Il y a cependant de l'espoir, car le rythme de l'infection semble avoir ralenti dans de nombreux endroits au cours de la semaine dernière.

« Dans l'ensemble, le taux de hausse commence à diminuer et, dans certaines régions de Californie, s'aplatit », a déclaré Ghaly.

Le comté de Marin, qui a été aux prises avec une éruption de cas à la prison d'État de San Quentin, a vu les cas de COVID-19 et les hospitalisations chuter.

Le Dr Lisa Santora, responsable adjoint de la santé publique à Marin, a déclaré que le nombre d'hospitalisations était en baisse et qu'elle s'attend à une réduction continue des nouveaux cas dans tout le comté.

« Nous voyons les hospitalisations s'aplatir », a déclaré Santora. « Nous avons constaté une activité accrue au début de juin grâce à certaines manifestations et rassemblements personnels. J'ai bon espoir, alors que les résidents ont vu ces augmentations des taux (en raison de) la fréquentation des familles et des grands rassemblements, ils reconsidèrent cela.  »

Mais les responsables de la santé disent que la Californie est loin d'être sortie du bois.

Le département de la santé publique de Californie a déclaré que le taux de tests positifs en Californie – considéré comme un indicateur clé de la propagation de la communauté – était de 7,5% au cours des 14 derniers jours et a tendance à augmenter.
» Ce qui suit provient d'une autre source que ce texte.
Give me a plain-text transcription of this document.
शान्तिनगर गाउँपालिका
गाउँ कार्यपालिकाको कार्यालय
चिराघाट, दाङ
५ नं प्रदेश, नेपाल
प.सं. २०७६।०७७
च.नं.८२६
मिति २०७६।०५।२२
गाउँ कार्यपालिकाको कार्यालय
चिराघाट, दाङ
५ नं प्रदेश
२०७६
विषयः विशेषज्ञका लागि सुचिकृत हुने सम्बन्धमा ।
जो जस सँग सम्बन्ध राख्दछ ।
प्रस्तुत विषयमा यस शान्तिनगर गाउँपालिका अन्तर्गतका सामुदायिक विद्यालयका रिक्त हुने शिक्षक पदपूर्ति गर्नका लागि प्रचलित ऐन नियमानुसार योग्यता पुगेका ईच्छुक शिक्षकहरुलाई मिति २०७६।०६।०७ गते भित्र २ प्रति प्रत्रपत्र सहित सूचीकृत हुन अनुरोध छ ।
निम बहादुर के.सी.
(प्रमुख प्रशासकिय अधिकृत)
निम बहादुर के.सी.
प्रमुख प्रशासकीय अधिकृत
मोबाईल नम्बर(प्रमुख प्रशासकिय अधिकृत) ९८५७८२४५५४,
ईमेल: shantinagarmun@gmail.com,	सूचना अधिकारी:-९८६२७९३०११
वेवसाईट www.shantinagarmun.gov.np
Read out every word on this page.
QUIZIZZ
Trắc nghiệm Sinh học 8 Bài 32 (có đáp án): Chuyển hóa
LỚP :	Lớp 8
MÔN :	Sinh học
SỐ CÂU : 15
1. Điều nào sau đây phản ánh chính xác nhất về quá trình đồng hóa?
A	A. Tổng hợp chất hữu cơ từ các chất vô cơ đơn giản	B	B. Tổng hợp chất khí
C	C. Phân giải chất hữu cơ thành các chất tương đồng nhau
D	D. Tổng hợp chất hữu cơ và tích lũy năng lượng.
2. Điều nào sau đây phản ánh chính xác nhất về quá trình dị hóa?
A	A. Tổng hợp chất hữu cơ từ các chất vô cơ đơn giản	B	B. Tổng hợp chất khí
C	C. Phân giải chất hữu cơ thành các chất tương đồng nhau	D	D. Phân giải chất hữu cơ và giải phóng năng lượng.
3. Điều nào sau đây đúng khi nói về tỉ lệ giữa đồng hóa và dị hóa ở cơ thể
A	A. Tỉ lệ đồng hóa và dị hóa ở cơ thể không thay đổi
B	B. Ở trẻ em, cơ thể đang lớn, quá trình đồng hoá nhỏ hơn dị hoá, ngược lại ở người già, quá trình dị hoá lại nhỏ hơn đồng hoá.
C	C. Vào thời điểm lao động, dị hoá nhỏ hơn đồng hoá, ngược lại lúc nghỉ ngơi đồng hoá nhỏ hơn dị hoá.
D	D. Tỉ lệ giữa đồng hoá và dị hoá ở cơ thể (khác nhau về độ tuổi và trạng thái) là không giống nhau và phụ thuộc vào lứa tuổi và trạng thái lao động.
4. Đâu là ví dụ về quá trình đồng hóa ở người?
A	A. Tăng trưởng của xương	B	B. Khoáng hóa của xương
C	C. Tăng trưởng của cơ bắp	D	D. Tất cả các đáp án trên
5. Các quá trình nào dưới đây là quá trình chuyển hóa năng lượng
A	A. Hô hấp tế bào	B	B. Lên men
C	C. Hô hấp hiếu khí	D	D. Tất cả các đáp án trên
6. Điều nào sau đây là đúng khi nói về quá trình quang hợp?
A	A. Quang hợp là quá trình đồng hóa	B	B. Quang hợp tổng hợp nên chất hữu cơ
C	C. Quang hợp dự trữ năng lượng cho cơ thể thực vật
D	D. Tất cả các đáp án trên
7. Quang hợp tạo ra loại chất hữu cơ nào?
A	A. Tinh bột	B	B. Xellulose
L'objectif est de réduire le taux de test positif à 5% ou moins. Le sommet était de 49,8% en avril.

Une partie de l'augmentation des tests positifs pourrait être le résultat de davantage de tests, ont déclaré des responsables de la santé. C’est pourquoi les responsables de l’État utilisent la moyenne sur 14 jours pour déterminer dans quelle mesure le coronavirus se propage.

La Californie a récemment dépassé New York en termes de nombre de cas par État. La moyenne des nouveaux cas en Californie sur sept jours est de 9 397 par jour, a déclaré Ghaly. Cela représente une augmentation de 2,3% par rapport à la semaine précédente. La moyenne des décès sur sept jours est de 108 par jour, soit une augmentation de près de 19% par rapport à la semaine précédente.

Ghaly a déclaré que la vallée centrale avait été plus durement touchée que tout autre endroit en Californie, la plupart des comtés signalant une augmentation du nombre de cas et d'hospitalisations.

« Nous constatons certains des taux les plus élevés de positivité des tests dans la vallée centrale », a-t-il déclaré, ajoutant que l'État se concentrera intensément sur cette région au cours des six prochaines semaines, travaillant avec les comtés et les agences locales pour augmenter les tests et fournir plus de ressources, en particulier pour la communauté latino.